A SUTTON man who has inspired young people to swim and a fundraiser who has supported Nottinghamshire Police have both been recognised in the 2012 New Year honours.
Allen Urch, from Sutton, has been awarded an MBE for his services to swimming in Nottinghamshire after almost five decades teaching and coaching at Sutton Swimming Club
He said: “It is a big surprise and an honour to have been awarded an MBE in the New Year 2012 Honours List.”
Allen became interested in swimming 47 years ago when his two children joined Sutton Swimming Club and he went on to become head coach for 30 years.
At the age of 81 he continues to teach and coach at the club four evenings each week and he also officiates at Saturday or Sunday galas throughout the county as well as at national competitions.
Allen received a Diploma from the International Olympic Committee in 2001 for sustained and outstanding achievement.

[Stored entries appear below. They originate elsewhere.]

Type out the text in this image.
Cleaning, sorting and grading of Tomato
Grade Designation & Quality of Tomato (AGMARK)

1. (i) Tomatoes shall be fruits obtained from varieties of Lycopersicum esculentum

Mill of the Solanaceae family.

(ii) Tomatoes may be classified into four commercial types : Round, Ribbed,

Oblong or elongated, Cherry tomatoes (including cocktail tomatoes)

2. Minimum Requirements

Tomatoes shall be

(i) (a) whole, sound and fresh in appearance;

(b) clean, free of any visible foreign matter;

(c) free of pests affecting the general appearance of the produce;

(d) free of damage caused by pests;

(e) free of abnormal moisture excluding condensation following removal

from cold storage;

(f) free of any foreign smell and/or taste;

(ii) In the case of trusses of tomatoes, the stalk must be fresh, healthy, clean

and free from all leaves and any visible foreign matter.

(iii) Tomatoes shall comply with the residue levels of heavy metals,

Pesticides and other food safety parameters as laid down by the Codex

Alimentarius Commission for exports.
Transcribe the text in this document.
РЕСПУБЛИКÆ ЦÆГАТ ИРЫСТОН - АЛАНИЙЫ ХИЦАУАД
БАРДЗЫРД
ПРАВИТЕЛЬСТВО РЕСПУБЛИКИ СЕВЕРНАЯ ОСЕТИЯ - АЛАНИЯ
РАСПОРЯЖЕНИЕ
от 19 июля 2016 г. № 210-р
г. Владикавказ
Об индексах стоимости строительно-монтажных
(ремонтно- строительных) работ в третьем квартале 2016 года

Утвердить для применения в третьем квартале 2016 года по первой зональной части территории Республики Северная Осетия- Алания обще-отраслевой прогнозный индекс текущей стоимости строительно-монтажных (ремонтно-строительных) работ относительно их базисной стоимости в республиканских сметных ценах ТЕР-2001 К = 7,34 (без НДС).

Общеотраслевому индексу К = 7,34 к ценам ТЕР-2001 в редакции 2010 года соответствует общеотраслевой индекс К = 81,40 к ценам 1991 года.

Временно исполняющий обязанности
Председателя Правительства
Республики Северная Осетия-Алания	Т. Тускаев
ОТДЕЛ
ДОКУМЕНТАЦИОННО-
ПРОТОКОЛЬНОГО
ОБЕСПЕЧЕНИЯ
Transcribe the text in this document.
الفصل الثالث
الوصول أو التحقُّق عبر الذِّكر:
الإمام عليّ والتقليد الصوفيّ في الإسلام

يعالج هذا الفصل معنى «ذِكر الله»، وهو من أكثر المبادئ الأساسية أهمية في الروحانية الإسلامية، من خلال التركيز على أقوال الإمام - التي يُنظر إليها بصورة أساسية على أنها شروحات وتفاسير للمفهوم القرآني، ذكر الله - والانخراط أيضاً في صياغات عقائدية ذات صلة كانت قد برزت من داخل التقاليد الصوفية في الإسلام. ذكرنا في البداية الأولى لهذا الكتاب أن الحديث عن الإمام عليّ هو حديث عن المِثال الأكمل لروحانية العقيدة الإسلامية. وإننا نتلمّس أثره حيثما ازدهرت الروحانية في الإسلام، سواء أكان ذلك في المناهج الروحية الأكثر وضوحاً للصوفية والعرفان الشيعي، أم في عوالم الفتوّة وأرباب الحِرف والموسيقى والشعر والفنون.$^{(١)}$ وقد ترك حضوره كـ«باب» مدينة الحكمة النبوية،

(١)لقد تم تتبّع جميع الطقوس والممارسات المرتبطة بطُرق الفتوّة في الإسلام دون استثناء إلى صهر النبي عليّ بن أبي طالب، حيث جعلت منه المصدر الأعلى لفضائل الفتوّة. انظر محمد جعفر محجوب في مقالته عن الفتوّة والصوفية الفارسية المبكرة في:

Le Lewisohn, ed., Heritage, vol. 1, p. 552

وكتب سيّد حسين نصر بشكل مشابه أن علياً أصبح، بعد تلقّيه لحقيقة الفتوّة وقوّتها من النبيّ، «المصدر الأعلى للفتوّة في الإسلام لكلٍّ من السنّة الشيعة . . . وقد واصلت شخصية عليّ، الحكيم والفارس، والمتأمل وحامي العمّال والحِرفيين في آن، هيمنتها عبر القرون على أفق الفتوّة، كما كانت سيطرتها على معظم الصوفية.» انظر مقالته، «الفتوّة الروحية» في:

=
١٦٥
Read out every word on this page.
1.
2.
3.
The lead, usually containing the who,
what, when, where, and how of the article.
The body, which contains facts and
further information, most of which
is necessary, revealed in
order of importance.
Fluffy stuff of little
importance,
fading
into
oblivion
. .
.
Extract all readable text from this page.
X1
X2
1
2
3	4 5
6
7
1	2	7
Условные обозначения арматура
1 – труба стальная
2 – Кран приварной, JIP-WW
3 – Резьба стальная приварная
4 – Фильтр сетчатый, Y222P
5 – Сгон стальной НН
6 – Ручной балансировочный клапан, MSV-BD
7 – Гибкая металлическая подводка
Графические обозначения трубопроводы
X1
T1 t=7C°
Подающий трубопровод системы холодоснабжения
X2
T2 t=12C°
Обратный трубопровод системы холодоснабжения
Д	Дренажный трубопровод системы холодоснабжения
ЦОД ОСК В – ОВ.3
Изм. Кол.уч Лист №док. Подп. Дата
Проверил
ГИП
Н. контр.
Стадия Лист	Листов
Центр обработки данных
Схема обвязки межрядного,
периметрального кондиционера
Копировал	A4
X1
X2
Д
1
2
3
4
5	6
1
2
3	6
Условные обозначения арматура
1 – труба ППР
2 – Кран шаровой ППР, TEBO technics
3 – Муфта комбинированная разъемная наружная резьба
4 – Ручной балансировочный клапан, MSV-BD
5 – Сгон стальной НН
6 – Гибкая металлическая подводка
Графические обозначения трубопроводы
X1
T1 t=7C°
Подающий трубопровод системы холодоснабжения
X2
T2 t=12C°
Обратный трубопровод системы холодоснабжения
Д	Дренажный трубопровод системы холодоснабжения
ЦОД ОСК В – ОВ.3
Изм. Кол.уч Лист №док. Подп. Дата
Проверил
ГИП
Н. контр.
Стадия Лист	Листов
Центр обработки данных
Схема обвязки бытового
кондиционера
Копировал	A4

He has also received several voluntary service awards from Nottinghamshire County Council and Ashfield District Council including Ashfield Citizen of the Year in 2007.
In addition, he serves on various committees both at Sutton Swimming Club along with the Nottinghamshire Amateur Swimming Association and he was President of club in 2008. Allen is also a life member of the Derby and Nottinghamshire League.
Allen’s aim is to make swimming enjoyable as well as develop the skills of young people.
He says: “I hope all children that I teach swimming to will carry on from a young age into their teenage years and beyond because I believe it gives them confidence, teaches dedication and how to work as a team.”
Meanwhile, Sarah Smithurst, who is the Crimestoppers co-ordinator for Nottinghamshire Police, has also been awarded an MBE for her work to promote the charity both in the UK and in Ghana.
The mother-of-two makes sure that information received from Crimestoppers is passed to the right investigating officers and she has been central in the launch a number of very successful campaigns, including Rat on a Rat, which targets drug dealers.
Sarah’s work in the UK led to her being asked to launch a similar project called Crimefighters by the British High Commission in Ghana.
The scheme is similar to the UK’s Crimestoppers, although it is not independent as it is in the UK because the calls are handled by the Ghanaian Police.
Sarah, who is based in Mansfield, was responsible for training operators on how to handle calls that come in and what to do with the information.
Since August 2009, Sarah has made three successful trips to Ghana in her own time, and has seen Crimefighters become a success, despite the fact that it has few resources or financial help.
She was made an honorary Superintendent in the Ghanaian Police to thank her for her support.
Sarah has continued to promote her work home and abroad, working with the National Police Aid Convoy (NPAC) to arrange for several containers to be filled with donations from the public and delivered, to help support orphans and poor communities in Ghana.
She said: “I was very shocked to hear that I had received an MBE but of course I am very humbled, honoured and pleased.
“I don’t feel that I have done anything out of the ordinary as I really think that this recognition is not just for me, it is also for Nottinghamshire Police and the public of Nottinghamshire who have called in to give information which has led to the many arrests and charges we have seen.
“I live in Nottinghamshire and of course want to see the city and county safe and crime-free. My role helps me to play a part in doing so by passing on relevant information to the right people, to get criminals off the street. I am proud to be a part of a force that enables me to do this.
“I would also like to express my sincere thanks for all the help I have received from NPAC, who play a pivotal part in getting aid to those people abroad who need it and a special thank you should go to the Ghanaian Police and the British High Commission in Ghana who have supported me in all my work.”